The question was, a lever to accomplish what?

Effrem’s eyes had glazed over. “Kidnapping,” he murmured.

“What?”

Effrem held up his finger for Jack to wait. He got out his cell phone, browsed for a minute, then said, “Son of a bitch! I knew I’d read something about this. René wasn’t Rostock’s first victim. Five years ago Alexander Bossard’s daughter, Suzette, was kidnapped in Brazil. RSG rescued her.”

“Save a man’s child and you could own him for life.”

“It’s a hell of a debt to repay,” Effrem said. “So what do we do with René?”

“In the long term, that’s a question for a psychologist. In the short term, René’s going to keep going until he assembles the puzzle in his head or Rostock kills him. If we keep him close we can at least steer him a bit.”

Allemand returned to the booth and sat down. He drummed his fingers on the table and looked at each of them in turn. “You have more questions, yes?”

“You said you and Rostock talked,” Jack replied. “About what?”

“What else? Islamic terrorism. It has to be stopped.”

Jack didn’t disagree, but René’s tone had been condescending, as though Jack had asked what should be done with a lawn that needed to be mowed. You mow it, idiot.

“How?”

“Not the way we’ve been doing it here, or in the United States, for that matter. It’s time to remove the gloves, as you might say. We root them out, wherever they are, and kill them all. If you help a terrorist, you are yourself a terrorist. If you sympathize with a terrorist, you are yourself a terrorist. We’ve been treating this like a conventional war. That’s ludicrous. We need to go nuclear.” As he’d been speaking, René’s tone had become increasingly strident, and now he punctuated this last statement by jabbing the table with his index finger.

“You mean literally or figuratively?” asked Effrem.

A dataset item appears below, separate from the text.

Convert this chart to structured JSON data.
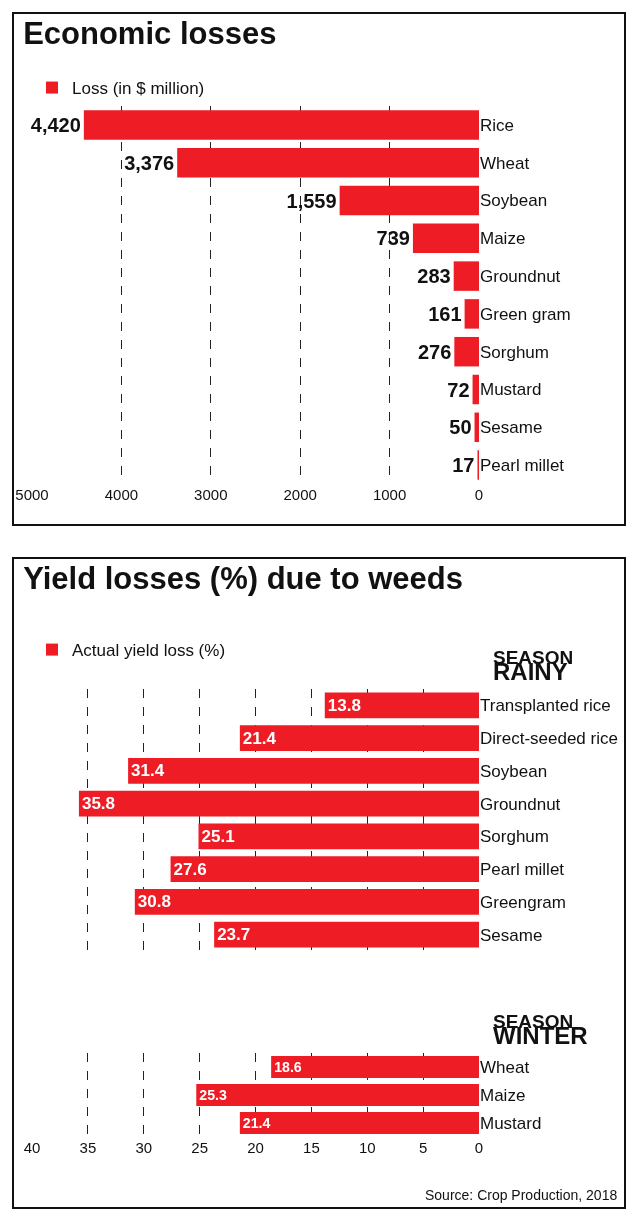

“Whatever it takes. Nation-state armies are worthless in this kind of fight. Too many laws, regulations, rules of engagement. Governments come and go, as does political will. Terrorists don’t bother with those things; we can’t afford to, either. It has to stop, don’t you see that? We have to stop them before it’s too late. Rostock’s approach is the only one that can work.”

Jack thought: The looming threat, the ticking clock, and the savior. Three more operant-conditioning techniques.

“What approach?” asked Effrem.

Allemand was gazing out the window. After a couple seconds he snapped his head toward Effrem. “What?”

“I said—”

Jack broke in: “Maybe you can help me understand something. If you believe in Rostock’s message, why are you running from him?”

“Schrader,” Allemand replied simply. “I didn’t trust him. He was my contact, my training officer, but there was something about him. I started following him.”

“And?” asked Effrem.

“Did you follow the Lyon attacks?”

Both Jack and Effrem nodded.

“Do you remember the bomb maker’s apartment they found a week later, near that pharmacy, and the makeshift shooting range outside Montanay? A few days before the attacks, Schrader visited both places.”

Jack was stunned. Provided this wasn’t a delusion of René’s, Eric Schrader, one of Jürgen Rostock’s operatives, had been involved in the Lyon attacks.

“But Schrader was working for Rostock,” Effrem said.

“No, I think he turned. I was trying to get proof to take to Jürgen. I didn’t know who else at RSG might be allied with Schrader, so I decided to handle it myself. And it’s a good thing I did. Schrader and Alexander Bossard met a number of times with Rostock present.”

Once again Allemand’s reasoning was muddled. Schrader was a rogue agent and Rostock a terrorist-fighting savior who couldn’t see what was happening under his own nose. Jack suspected part of René’s mind was pushing him toward the truth about both Rostock and what had happened to him in Abidjan, but he couldn’t yet make the leap. What would happen when the man had no choice but to face that chasm?